Monday, January 09, 2006
Stocks are Very Cheap
The chart below shows total US after-tax corporate profits versus the price of the Dow Jones Industrial Average since the beginning of 1988. You will notice that the two moved in tandem from 1988 through 1996. At that point, they diverged with the Dow going up and profits going down. Even when you say this out loud, something does not sound right -- stock prices started moving higher while profits were going down? That divergence lasted until 2003, when prices and profits once again converged. I have shown this chart before, and I think it explains a lot about the markets in general and the market today in particular.
The markets are not as efficient as the professors would have us believe. They get over valued and undervalued, and can stay that way for much longer than would seem appropriate. I actually knew about this data in the mid 1990s and convinced myself that the divergence in prices and profits was justified by the fall in inflation and interest rates. I was wrong. As it turns out, the market operates pretty much like we all thought -- it stumbles around, gets lost, zigs when it should be zagging, and yet thank goodness, sometimes, it gets it right. In my judgment, we are entering a period when it will get it right.

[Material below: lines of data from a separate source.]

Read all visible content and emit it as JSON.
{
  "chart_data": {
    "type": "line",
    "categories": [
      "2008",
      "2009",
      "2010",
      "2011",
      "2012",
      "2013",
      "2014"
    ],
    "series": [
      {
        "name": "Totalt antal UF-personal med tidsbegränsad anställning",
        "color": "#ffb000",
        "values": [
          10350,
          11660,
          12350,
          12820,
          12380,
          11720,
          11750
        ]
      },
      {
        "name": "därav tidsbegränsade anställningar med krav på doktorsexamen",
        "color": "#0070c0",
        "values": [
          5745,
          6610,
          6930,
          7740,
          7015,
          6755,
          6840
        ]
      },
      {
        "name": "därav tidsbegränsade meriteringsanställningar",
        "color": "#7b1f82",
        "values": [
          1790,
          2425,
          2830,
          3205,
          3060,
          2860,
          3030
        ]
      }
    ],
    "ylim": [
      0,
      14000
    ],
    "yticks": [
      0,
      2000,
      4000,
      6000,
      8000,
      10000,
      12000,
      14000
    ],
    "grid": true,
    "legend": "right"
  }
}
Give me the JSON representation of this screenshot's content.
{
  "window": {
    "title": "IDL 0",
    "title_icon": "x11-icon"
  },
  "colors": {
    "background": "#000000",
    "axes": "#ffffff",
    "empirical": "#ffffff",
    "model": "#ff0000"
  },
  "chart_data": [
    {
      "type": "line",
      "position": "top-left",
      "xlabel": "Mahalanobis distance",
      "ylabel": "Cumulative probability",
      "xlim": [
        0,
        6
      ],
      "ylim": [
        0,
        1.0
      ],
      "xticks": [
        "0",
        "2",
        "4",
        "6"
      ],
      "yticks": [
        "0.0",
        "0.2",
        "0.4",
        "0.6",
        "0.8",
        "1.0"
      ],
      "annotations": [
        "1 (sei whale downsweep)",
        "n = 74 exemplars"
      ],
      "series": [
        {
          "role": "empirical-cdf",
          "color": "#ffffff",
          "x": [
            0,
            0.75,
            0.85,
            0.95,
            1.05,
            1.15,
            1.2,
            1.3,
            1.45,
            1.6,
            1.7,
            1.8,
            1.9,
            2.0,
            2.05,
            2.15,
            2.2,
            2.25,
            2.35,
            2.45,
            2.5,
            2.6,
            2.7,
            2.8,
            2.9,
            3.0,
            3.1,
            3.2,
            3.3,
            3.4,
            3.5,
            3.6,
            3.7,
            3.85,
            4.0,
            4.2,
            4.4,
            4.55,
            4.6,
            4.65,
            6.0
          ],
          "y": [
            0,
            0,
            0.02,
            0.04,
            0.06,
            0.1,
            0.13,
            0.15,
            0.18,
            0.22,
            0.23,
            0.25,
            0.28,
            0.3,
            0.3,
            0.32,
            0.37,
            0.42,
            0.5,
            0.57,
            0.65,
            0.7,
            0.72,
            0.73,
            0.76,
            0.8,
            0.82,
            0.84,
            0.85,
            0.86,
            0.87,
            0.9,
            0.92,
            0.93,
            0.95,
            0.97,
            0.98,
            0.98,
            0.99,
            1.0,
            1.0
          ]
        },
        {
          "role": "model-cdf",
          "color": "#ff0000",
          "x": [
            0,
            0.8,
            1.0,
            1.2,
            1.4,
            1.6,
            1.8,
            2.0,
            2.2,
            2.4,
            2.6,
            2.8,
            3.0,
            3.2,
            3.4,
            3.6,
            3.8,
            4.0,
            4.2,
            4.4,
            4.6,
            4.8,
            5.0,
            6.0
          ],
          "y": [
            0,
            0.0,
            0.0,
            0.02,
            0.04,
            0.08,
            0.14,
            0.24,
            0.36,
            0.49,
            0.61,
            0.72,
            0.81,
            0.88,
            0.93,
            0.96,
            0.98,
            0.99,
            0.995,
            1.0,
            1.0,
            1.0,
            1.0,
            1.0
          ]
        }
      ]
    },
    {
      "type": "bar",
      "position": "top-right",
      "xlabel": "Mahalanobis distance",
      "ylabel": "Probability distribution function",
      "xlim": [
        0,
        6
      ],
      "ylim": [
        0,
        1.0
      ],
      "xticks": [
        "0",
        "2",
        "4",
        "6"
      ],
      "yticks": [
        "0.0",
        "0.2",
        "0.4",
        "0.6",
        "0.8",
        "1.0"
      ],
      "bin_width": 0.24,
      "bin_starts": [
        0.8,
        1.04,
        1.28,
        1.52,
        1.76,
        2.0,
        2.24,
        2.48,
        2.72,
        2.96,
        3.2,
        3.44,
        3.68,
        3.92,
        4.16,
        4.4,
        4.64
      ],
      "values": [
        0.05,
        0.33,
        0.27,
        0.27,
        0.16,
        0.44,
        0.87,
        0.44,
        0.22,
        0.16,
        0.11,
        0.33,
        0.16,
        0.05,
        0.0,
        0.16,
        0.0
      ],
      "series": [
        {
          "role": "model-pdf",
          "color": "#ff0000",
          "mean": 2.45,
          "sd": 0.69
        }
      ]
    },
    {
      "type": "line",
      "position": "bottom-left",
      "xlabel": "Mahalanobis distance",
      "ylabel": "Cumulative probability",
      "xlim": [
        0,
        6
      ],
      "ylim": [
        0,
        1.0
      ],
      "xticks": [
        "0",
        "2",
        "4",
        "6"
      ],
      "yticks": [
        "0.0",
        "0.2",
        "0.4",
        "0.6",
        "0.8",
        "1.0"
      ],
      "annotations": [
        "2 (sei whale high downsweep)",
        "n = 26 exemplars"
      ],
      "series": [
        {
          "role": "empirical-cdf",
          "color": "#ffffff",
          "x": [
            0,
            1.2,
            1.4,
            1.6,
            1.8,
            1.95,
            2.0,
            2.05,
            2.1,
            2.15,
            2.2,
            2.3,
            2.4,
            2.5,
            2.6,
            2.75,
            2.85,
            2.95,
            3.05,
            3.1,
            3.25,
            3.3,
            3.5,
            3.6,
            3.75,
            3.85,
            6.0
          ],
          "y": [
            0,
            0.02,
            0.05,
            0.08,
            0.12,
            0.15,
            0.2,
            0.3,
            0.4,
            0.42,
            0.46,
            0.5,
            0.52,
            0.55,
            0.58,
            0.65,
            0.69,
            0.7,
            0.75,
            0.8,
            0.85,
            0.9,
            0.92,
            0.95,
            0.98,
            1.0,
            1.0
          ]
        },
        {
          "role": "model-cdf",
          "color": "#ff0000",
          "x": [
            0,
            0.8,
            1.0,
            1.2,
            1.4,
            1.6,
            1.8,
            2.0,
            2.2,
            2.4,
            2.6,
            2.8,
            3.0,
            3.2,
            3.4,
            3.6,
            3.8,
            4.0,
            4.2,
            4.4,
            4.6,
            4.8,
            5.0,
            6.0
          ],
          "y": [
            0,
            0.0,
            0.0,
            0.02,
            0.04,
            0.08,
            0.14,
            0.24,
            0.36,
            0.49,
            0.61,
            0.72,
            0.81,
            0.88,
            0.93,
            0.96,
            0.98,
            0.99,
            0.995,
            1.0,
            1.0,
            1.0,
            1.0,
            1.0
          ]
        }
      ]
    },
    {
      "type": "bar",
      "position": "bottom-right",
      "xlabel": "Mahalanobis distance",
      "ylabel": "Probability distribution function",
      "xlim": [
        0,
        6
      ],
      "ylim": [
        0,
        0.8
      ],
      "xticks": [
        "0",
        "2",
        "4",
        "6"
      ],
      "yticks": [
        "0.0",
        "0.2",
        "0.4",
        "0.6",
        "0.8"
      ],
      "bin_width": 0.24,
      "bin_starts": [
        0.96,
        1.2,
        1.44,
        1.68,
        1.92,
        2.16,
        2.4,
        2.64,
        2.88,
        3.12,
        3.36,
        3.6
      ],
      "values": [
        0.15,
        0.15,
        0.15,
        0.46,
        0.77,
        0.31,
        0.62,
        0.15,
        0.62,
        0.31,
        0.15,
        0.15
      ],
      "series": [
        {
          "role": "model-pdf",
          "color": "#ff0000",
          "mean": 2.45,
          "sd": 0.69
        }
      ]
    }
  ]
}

The chart shows that after-tax corporate profits have been very strong. Before we go any farther consider that these are the profits corporations are willing to pay taxes on; need I say anything further about their authenticity? Profits have been accelerating and have now moved decisively above the very flat line for stock prices. This is my point: with the expected 8%-10% growth in profits for 2006, the profit line will be equivalent to about 13,000 on the Dow Jones Industrial Average.